New York City Public Schools Chancellor David C. Banks said there have been 281 incidents of religious bias in city schools since the Oct. 7 attacks and 42 percent of them have involved antisemitism.

“We must take decisive action as we witness the alarming surge in antisemitic incidents in our city and across our country,” Menin said. “We needed a proactive approach to combat this hatred at its roots. This initiative, born out of personal conviction and a deep sense of responsibility, aims to ensure that every young mind comprehends the history of the Holocaust and the dangers of antisemitism. My hope is that through education and reflection, we can inoculate future generations against the horrors of the past.”

The new program is part of a $2.5 million Holocaust education initiative that has received $1 million in funding from the Gray Foundation, which is co-founded by Jon Gray, the president of the investment firm Blackstone. The Gray Foundation has supported the Museum of Jewish Heritage since 2016.

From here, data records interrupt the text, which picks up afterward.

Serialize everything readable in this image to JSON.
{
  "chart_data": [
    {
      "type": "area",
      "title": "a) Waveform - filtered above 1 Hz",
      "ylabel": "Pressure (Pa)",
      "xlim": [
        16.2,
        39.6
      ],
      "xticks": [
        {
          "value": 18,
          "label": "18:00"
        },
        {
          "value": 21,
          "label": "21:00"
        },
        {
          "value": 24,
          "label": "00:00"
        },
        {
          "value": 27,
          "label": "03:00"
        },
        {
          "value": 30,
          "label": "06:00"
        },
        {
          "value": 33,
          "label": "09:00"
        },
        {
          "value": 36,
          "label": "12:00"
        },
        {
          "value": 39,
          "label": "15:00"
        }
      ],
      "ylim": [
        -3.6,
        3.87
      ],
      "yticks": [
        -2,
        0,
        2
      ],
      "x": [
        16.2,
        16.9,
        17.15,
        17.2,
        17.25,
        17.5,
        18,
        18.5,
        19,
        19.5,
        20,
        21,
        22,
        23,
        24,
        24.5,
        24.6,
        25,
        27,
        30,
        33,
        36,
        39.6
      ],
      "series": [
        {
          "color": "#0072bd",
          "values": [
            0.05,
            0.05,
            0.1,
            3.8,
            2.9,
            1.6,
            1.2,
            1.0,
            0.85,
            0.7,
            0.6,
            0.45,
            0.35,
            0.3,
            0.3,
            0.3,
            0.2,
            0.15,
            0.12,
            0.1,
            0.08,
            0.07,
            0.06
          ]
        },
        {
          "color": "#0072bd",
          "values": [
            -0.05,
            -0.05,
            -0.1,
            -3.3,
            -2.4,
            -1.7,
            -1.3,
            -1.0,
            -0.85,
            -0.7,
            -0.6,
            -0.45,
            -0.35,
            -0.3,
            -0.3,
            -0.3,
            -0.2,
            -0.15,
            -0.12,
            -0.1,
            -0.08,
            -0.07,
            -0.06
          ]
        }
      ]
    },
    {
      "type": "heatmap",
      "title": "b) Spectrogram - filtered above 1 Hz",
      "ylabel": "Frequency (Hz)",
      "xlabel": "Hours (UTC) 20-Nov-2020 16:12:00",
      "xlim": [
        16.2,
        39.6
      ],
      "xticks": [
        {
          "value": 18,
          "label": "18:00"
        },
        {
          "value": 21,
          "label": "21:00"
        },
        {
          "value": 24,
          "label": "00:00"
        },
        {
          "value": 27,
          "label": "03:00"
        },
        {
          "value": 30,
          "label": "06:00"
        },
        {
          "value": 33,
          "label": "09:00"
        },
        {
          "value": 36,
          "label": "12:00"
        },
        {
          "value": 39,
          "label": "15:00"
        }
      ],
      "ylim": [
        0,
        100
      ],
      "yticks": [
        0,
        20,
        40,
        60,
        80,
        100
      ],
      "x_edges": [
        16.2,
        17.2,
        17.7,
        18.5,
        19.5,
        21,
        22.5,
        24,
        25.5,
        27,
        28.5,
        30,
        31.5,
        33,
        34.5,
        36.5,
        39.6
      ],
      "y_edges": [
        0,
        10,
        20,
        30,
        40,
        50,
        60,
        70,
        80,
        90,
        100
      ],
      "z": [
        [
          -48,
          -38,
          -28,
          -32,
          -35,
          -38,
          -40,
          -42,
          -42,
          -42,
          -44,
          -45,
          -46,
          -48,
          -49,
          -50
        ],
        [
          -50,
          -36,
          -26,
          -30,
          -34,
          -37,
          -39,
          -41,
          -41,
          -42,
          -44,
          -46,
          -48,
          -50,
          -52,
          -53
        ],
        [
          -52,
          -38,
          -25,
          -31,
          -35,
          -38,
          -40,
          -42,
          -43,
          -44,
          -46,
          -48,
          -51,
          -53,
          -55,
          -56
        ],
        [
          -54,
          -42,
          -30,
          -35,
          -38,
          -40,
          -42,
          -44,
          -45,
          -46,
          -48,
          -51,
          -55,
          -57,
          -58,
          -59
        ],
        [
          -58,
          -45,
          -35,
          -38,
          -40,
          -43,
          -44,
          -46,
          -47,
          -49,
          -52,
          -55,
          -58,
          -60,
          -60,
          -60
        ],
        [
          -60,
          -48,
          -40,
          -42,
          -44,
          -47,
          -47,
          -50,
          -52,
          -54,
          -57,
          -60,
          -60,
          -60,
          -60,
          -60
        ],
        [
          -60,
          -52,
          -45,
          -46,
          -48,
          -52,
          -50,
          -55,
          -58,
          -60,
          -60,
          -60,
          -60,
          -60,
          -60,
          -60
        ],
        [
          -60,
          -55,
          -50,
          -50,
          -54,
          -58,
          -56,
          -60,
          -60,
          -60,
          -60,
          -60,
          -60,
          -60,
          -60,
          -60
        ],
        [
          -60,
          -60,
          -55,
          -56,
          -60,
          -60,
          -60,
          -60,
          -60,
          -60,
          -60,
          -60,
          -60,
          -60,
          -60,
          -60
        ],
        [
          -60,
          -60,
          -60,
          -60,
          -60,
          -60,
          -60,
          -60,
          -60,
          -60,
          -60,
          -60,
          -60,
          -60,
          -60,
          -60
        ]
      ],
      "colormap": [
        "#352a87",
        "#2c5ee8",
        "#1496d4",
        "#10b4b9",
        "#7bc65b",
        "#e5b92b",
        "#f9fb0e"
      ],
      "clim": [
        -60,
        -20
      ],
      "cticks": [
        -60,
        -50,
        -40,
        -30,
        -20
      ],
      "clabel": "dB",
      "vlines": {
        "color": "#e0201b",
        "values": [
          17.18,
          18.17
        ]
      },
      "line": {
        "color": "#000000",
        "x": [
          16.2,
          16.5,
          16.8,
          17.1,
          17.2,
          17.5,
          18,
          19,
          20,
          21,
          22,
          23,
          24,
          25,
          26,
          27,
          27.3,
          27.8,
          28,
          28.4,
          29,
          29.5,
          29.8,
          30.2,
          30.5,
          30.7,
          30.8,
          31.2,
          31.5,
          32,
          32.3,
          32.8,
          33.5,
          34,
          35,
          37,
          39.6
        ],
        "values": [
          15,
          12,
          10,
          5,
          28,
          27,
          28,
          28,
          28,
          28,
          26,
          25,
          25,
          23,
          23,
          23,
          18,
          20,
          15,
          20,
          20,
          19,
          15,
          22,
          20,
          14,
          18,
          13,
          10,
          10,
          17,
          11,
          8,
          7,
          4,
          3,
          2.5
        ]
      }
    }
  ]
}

The Museum of Jewish Heritage previously created an “educator antisemitism resource,” to help teachers address questions about antisemitism, and is working with the New York City Department of Education to develop a new Holocaust teaching guide for teachers that will be released in the fall. The 2024-25 New York state budget allocated $500,000 for the review and update of Holocaust curricula in schools.

“As we witness a troubling resurgence of Holocaust denial and antisemitism around the world, it has never been more critical to ensure that younger generations are equipped with the knowledge and understanding of the Holocaust,” said Jack Kliger, president and CEO of the Museum of Jewish Heritage. “By educating our youth about the horrors of the past, we strive to instill in them a sense of empathy, tolerance, and the resolve to prevent such atrocities from ever happening again.”

Bruce Ratner, chairman of the board of trustees at the Museum of Jewish Heritage, said that by giving eighth graders in New York City more access to Holocaust education “we are taking a proactive stance against ignorance and prejudice.”

“We believe that by understanding the consequences of hate, our youth can help build a future rooted in compassion, respect, and the steadfast commitment to never let history repeat itself,” he added.

The Museum of Jewish Heritage opened in October 2023 its first exhibition designed for visitors aged 9 and up titled “Courage to Act: Rescue in Denmark,” which highlights how Denmark’s ordinary citizens united to save nearly 95 percent of the country’s Jewish population during the Holocaust.